Er sucht sie in den kalten Sonnenstrahlen, die einem Landpfarrer die Kunde von der Abwesenheit seines Schöpfers bringen („Licht im Winter“). Im blindwütigen Rausch eines Zirkusdirektors, der keinen Ausweg mehr sieht („Abend der Gaukler“). Vielleicht am intensivsten in den Antlitzen von Liv Ullmann und Bibi Andersson, die im kryptischen Kammerspiel „Persona“ verschmelzen – beim Versuch, zum innersten Kern des Ichs vorzudringen. Womöglich war diese Sehnsucht nach der nackten Wahrheit ein verquerer Grund für Bergmans Verehrung des Theater-Lügenzaubers. Schon in den späten 1930er-Jahren begann der Pastorensohn seine Karriere als Bühnenregisseur, inszenierte bis an sein Lebensende parallel zur Filmarbeit zahllose Stücke an berühmten Häusern in Schweden und anderswo. Die meisten Mitglieder seiner Ensemblefamilie – Erland Josephson, Ingrid Thulin, Max von Sydow – fand er unter den Soffitten.

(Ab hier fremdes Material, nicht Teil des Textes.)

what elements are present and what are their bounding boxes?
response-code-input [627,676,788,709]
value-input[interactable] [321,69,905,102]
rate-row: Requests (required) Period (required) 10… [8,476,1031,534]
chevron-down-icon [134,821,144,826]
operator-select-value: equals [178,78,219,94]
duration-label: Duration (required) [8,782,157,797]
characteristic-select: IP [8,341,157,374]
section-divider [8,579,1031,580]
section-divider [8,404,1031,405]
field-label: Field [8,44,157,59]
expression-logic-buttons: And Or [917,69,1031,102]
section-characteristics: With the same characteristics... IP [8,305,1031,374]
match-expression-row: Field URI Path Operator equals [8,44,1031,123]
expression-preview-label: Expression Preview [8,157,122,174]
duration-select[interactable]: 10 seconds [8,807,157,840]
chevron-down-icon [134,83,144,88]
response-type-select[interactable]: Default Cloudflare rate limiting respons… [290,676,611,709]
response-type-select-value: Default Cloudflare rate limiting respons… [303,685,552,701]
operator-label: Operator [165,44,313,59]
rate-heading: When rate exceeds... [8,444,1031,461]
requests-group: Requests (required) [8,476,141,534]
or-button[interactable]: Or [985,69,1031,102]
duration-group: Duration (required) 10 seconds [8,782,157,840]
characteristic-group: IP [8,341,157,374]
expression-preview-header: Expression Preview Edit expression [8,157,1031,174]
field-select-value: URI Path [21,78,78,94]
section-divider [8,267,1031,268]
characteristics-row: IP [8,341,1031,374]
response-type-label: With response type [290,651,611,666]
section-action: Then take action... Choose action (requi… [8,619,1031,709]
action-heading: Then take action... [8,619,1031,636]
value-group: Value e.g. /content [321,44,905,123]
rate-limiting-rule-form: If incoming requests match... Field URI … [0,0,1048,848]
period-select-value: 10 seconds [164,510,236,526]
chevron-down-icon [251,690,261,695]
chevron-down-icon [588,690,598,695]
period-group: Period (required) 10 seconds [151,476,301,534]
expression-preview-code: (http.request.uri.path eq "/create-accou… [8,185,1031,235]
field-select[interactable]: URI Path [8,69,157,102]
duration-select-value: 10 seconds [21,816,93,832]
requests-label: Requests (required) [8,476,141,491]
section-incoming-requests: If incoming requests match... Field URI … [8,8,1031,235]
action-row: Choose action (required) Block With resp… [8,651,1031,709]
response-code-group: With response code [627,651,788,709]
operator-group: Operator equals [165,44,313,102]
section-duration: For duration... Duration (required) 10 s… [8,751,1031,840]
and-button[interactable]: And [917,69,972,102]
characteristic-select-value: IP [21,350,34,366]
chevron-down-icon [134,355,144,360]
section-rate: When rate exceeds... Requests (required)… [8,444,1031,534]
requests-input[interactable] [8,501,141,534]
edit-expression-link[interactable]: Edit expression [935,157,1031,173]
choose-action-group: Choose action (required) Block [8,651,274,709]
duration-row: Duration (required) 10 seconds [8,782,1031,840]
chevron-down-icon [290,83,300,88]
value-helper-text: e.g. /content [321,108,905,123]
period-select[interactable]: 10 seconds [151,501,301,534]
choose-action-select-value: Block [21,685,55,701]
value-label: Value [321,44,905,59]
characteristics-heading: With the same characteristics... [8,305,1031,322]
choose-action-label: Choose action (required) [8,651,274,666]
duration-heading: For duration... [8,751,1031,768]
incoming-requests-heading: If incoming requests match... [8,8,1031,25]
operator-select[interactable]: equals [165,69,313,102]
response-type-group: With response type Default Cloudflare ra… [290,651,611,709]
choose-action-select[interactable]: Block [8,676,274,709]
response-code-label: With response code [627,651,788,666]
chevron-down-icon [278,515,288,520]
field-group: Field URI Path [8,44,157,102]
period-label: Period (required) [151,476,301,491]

In seinem Opus Magnum „Fanny und Alexander“ (1982) setzte Bergman dem Theatermilieu ein Denkmal – und reiste zurück in die Träume seiner Kindheit. Die Wärme und Üppigkeit, die satten Farben dieser Großtat, sie gehören ebenso zu Bergmans Lichtspiel-Universum wie seine kargen Gespenstersonaten. Wie „Die Zeit mit Monika“, eine bittersüß strahlende Ode an junge Liebeslust, die Harriet Andersson zu einem Sexsymbol der Fünfziger machte. Wie „Das Lächeln einer Sommernacht“, eine flotte, frivole Komödie der Eitelkeiten. Oder wie seine brüchige Fernsehinszenierung von Mozarts „Zauberflöte“. Bergman, der einst als „Sklave“ in der Drehbuchabteilung der Svensk Filmindustrie hackelte, war auch ein famoser, nicht zuletzt an amerikanischen Vorbildern geschulter Dramaturg, Dialogschreiber und formaler Handwerker. Er wusste den Zuschauer gekonnt in seinen Bann zu schlagen – etwa über den gekonnten Einsatz von Stille.

Aber passt er überhaupt noch in unsere Zeit? Sein Kino ist über weite Strecken eines des grundlegenden Zweifels – und steht damit im Widerspruch zur Ideologie des bedingungslosen Fortschritts, der pragmatischen Selbst- und Gesellschaftsoptimierung. Es nimmt sich jener Themen an, die man heutzutage lieber außen vor lässt – oder gleich verdrängt. Auch Bergmans vielleicht größter Fan Woody Allen serviert sie nur noch mit Zuckerglasur. Insofern ist der strenge Schwede trotz seines Status als Götze des Kulturkanons ein Widerständiger. Seine Filme halten uns dazu an, furchtlos in den Spiegel zu blicken, ihre Reflexionen sind Säurebäder für die Seele. Und im Idealfall geht diese gestärkt daraus hervor.

Retrospektive

Ingmar Bergman. Der schwedische Meisterfilmemacher (1918-2007), der noch zu Lebzeiten in Cannes als „bester Regisseur aller Zeiten“ geehrt wurde, hat über 60 Filme gedreht. Das Filmmuseum zeigt noch bis 8. Februar fast alle seiner Kinofilme sowie ausgewählte Fernseh-, Dokumentar-, Kurz- und Werbefilme im analogen Originalformat.